In a recent PPC Live podcast conversation, Dean Kadi, Head of Paid Growth at One Link Media, shared a real-world agency experience where a client insisted on replacing high-performing Meta ads with heavily branded creative — despite clear evidence that the existing strategy was delivering strong results. The discussion highlights the tension agencies often face between expertise and client preference, while offering valuable lessons on communication, testing, tracking, and why data should always lead decision-making in PPC.
The campaign was performing exceptionally well
Dean Kadi and his team at One Link Media built a highly successful Meta advertising strategy for premium woodworking brand Rubio Monocoat using user-generated content (UGC). By testing multiple creators, hooks, formats, and messaging angles, they improved the account’s ROAS from around 2.1x to consistently between 3x and 4x. Their testing revealed that the biggest purchase driver was not the product’s variety of colours, but the fact that customers only needed one coat of product, saving significant time and effort.
The client wanted to pause all winning ads
Despite strong performance, the client unexpectedly requested that all successful UGC ads be paused in favour of heavily branded static and video creatives. The new ads looked polished but failed to feel native to the Meta platform, which is often critical for engagement and conversion. The decision wasn’t based on performance issues but on the client’s preference for more traditional branding.
The dangerous assumption behind the new strategy
The client based their new creative direction on a survey suggesting customers liked the brand’s colour range, assuming this was the primary reason people purchased. However, the agency’s testing data had already proven otherwise. This highlights a common mistake in marketing where internal assumptions or isolated feedback override broader performance data and real-world customer behaviour.
“We’d prefer this to be a winner”
One of the most telling moments in the discussion came when the client admitted they simply wanted the new creative approach to succeed. Dean pointed out that paid media doesn’t work based on preference or hope — audiences decide what resonates. No matter how strongly stakeholders feel about a campaign direction, performance data ultimately determines success.
What agencies should do in situations like this
Dean advised agencies to stay calm, professional, and evidence-led when disagreements with clients arise. Rather than arguing emotionally, marketers should clearly communicate risks, explain their reasoning, and document recommendations in writing. By maintaining professionalism and allowing the data to speak for itself, agencies can protect relationships while still standing behind their expertise.

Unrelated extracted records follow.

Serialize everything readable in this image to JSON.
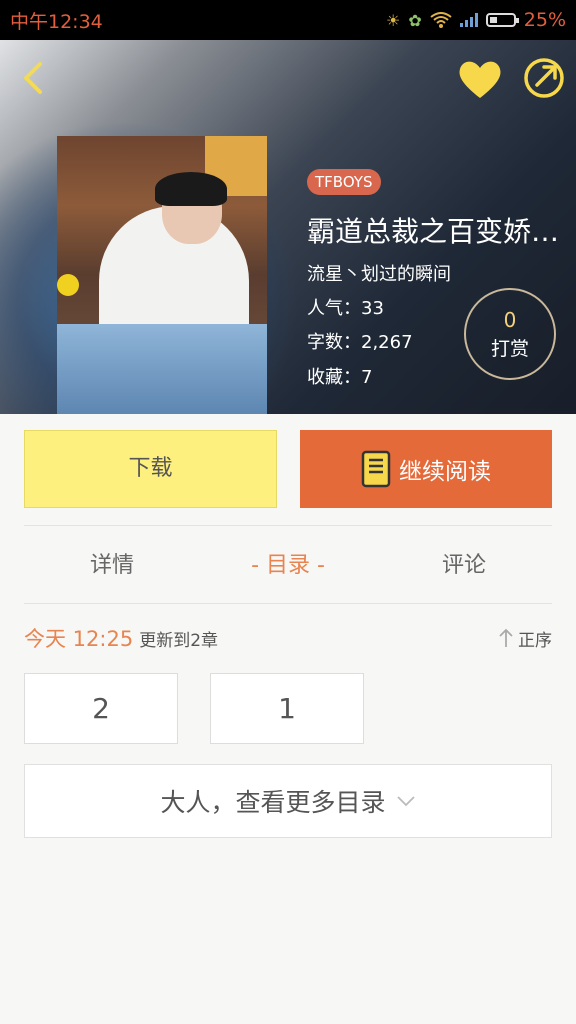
{
  "status_bar": {
    "time": "中午12:34",
    "battery_percent": "25%",
    "icons": [
      "alarm-icon",
      "leaf-icon",
      "wifi-icon",
      "signal-icon",
      "battery-icon"
    ]
  },
  "header": {
    "back_icon": "chevron-left-icon",
    "favorite_icon": "heart-icon",
    "share_icon": "share-icon",
    "accent_color": "#f6d84a"
  },
  "book": {
    "tag": "TFBOYS",
    "title": "霸道总裁之百变娇…",
    "author": "流星丶划过的瞬间",
    "popularity": "人气：33",
    "word_count": "字数：2,267",
    "favorites": "收藏：7"
  },
  "tip": {
    "count": "0",
    "label": "打赏"
  },
  "actions": {
    "download_label": "下载",
    "continue_label": "继续阅读"
  },
  "tabs": [
    {
      "label": "详情"
    },
    {
      "label": "- 目录 -"
    },
    {
      "label": "评论"
    }
  ],
  "catalog": {
    "update_time": "今天 12:25",
    "update_info": "更新到2章",
    "sort_label": "正序",
    "chapters": [
      "2",
      "1"
    ],
    "more_label": "大人，查看更多目录"
  }
}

The results tanked — exactly as expected
The new branded creatives quickly underperformed, with rising acquisition costs and declining efficiency across Meta campaigns. Although the agency continued testing audiences and optimisation strategies, the core issue remained the creative itself. After approximately eight weeks of poor results, it became clear that the client’s new direction was not working.
Returning to UGC restored performance
Once the client agreed to reintroduce the original UGC ads, campaign performance improved rapidly within just a couple of weeks. The return of native-looking content and proven messaging angles restored the account’s efficiency and validated the agency’s original strategy. Interestingly, Google Ads performance remained relatively stable because those campaigns relied more heavily on branded search activity.
The bigger lesson: let data tell the story
Dean’s biggest takeaway was that agencies should rely on data rather than emotion when navigating difficult client situations. Sometimes clients need to see underperformance firsthand before accepting recommendations. By consistently presenting clear reporting and measurable outcomes, marketers can use evidence to guide conversations and rebuild trust.
Common PPC mistakes agencies still encounter
Beyond this client story, Dean highlighted poor tracking setup as one of the most common mistakes still seen in PPC accounts today. Missing server-side tracking, incorrect event configurations, and weak conversion tracking setups can severely impact optimisation and reporting. Even the strongest campaigns struggle if the underlying data infrastructure is flawed.
AI won’t fix a bad strategy
Dean also warned against overreliance on AI tools in marketing. While AI can improve efficiency and speed up workflows, it cannot compensate for weak strategy or poor thinking. Marketers still need to critically evaluate outputs, refine prompts, and apply human judgment, because clients ultimately hold people accountable — not AI systems.
Final thoughts
This story serves as a reminder that successful PPC campaigns rely on testing, data, and strategic discipline rather than internal opinions or branding preferences alone. Agencies must balance professionalism with confidence in their expertise, document their recommendations carefully, and trust performance metrics over assumptions. In the end, audiences decide what works — and the data almost always reveals the truth.